The manager of a large semiconductor production department expressed his disdain for the cost information he was presently given:
“Cost variances are useless to me. (We will study cost variances in later chapters. For the purposes of this case, it is sufficient to recognize that a cost variance represents the difference between the cost actually assigned to a production department and the cost that was expected or budgeted for that department.) I don’t want to ever have to look at a cost variance, monthly or weekly. Daily, I look at sales dollars, bookings, and on-time delivery (OTD)—the percent of orders on time. Weekly, I look at a variety of quality reports including the outgoing quality control report on items passing the final test before shipment to the customer, in-process quality, and yields. Yield is a good surrogate for cost and quality. Monthly, I do look at the financial reports. I look closely at my fixed expenses and compare these to the budgets, especially on discretionary items like travel and maintenance. I also watch headcount.

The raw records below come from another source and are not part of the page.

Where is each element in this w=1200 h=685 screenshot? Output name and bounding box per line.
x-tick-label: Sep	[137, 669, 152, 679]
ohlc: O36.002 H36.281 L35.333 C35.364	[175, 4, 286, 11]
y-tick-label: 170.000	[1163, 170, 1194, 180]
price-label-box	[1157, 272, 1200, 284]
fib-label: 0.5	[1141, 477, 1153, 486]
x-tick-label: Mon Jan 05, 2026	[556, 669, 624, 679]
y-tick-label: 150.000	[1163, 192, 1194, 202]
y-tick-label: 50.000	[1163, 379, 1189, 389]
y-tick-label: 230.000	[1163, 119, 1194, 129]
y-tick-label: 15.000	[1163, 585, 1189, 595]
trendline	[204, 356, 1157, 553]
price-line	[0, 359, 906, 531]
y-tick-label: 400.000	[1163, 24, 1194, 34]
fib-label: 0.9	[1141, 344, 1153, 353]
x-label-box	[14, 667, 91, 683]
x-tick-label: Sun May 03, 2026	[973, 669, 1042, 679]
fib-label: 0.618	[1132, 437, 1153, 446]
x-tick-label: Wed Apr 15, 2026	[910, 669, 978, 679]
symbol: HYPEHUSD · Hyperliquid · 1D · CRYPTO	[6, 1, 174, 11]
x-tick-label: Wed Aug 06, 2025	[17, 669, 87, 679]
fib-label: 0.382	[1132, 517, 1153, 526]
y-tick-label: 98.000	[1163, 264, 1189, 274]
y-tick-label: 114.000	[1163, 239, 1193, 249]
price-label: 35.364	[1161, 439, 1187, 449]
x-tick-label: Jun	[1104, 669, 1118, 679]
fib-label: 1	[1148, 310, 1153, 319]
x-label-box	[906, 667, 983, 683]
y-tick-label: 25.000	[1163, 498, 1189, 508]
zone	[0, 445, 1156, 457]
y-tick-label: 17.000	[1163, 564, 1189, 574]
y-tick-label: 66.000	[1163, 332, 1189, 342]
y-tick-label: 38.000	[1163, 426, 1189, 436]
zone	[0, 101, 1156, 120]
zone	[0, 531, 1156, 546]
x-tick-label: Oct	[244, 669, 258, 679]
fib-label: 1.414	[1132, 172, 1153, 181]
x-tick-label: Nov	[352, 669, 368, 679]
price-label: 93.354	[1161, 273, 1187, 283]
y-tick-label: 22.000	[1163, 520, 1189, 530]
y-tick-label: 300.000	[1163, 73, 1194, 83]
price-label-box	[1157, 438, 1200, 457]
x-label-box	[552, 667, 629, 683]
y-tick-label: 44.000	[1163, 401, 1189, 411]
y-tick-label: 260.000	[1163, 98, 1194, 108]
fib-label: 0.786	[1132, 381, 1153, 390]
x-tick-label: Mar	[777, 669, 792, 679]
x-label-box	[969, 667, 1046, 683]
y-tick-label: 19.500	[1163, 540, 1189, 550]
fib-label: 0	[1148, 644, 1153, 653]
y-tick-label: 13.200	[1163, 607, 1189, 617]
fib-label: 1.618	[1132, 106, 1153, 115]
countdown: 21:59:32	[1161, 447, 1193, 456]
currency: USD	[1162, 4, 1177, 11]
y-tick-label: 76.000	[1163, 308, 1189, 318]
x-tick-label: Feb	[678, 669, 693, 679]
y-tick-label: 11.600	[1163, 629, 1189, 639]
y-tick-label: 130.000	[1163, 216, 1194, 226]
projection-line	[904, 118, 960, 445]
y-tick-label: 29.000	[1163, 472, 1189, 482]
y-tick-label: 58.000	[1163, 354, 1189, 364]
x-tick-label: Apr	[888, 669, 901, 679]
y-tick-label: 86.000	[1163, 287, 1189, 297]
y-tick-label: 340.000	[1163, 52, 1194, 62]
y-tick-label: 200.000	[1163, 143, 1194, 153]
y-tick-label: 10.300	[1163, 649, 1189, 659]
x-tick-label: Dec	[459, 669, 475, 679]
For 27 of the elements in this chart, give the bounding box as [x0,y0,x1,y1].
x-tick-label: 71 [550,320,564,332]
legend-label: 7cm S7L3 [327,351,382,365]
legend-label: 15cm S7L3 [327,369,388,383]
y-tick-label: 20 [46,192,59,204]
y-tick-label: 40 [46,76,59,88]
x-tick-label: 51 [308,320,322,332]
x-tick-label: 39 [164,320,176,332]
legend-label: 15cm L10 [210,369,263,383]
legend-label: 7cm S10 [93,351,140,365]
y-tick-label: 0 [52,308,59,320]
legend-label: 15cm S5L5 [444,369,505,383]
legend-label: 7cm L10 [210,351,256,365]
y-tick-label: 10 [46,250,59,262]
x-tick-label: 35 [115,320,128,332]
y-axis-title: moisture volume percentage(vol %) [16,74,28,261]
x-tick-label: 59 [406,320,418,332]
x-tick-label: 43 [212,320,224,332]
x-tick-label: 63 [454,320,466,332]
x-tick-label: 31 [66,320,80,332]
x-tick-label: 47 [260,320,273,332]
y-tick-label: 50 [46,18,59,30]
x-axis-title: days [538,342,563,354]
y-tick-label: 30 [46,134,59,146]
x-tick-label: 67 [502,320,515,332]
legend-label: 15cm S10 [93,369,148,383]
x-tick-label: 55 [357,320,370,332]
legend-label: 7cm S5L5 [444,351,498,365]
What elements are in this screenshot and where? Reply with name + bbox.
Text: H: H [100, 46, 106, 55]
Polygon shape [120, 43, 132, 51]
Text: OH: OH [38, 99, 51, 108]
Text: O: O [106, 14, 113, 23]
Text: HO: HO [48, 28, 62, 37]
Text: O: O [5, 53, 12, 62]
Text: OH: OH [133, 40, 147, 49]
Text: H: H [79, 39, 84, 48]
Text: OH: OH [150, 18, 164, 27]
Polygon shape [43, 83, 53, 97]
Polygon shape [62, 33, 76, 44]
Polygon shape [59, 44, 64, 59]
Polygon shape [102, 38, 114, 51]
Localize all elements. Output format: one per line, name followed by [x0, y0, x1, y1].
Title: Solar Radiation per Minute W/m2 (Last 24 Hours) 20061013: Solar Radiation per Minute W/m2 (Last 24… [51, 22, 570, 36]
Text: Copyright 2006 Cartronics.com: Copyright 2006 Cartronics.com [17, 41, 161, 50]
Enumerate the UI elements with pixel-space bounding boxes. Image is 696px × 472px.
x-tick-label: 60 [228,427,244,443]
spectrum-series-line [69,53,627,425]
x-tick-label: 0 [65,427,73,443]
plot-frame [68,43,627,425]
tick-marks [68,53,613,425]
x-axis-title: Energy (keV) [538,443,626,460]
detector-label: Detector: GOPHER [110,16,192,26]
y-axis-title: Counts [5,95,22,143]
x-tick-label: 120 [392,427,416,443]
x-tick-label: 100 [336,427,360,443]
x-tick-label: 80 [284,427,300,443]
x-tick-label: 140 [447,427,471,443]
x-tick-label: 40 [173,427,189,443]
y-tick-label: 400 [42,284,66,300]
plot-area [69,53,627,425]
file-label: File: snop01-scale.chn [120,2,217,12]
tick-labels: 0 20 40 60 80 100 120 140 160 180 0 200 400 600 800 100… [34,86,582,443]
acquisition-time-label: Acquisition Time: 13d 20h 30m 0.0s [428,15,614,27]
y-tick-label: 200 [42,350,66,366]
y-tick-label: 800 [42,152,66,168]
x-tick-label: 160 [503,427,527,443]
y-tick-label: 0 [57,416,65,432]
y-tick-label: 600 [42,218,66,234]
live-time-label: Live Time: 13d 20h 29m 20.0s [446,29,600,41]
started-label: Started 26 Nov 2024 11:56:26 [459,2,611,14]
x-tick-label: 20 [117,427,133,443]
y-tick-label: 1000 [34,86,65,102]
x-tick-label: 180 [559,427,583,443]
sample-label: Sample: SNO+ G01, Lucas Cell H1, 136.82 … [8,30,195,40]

But the financial systems still don’t tell me where I am wasting money. I expect that if I make operating improvements, costs should go down, but I don’t worry about the linkage too much. The organizational dynamics make it difficult to link cause and effect precisely.”
Comment on this production manager’s assessment of his limited use for financial and cost summaries of performance. For what purposes, if any, are cost and financial information helpful to operating people? How should the management accountant determine the appropriate blend between financial and non-financial information for operating people?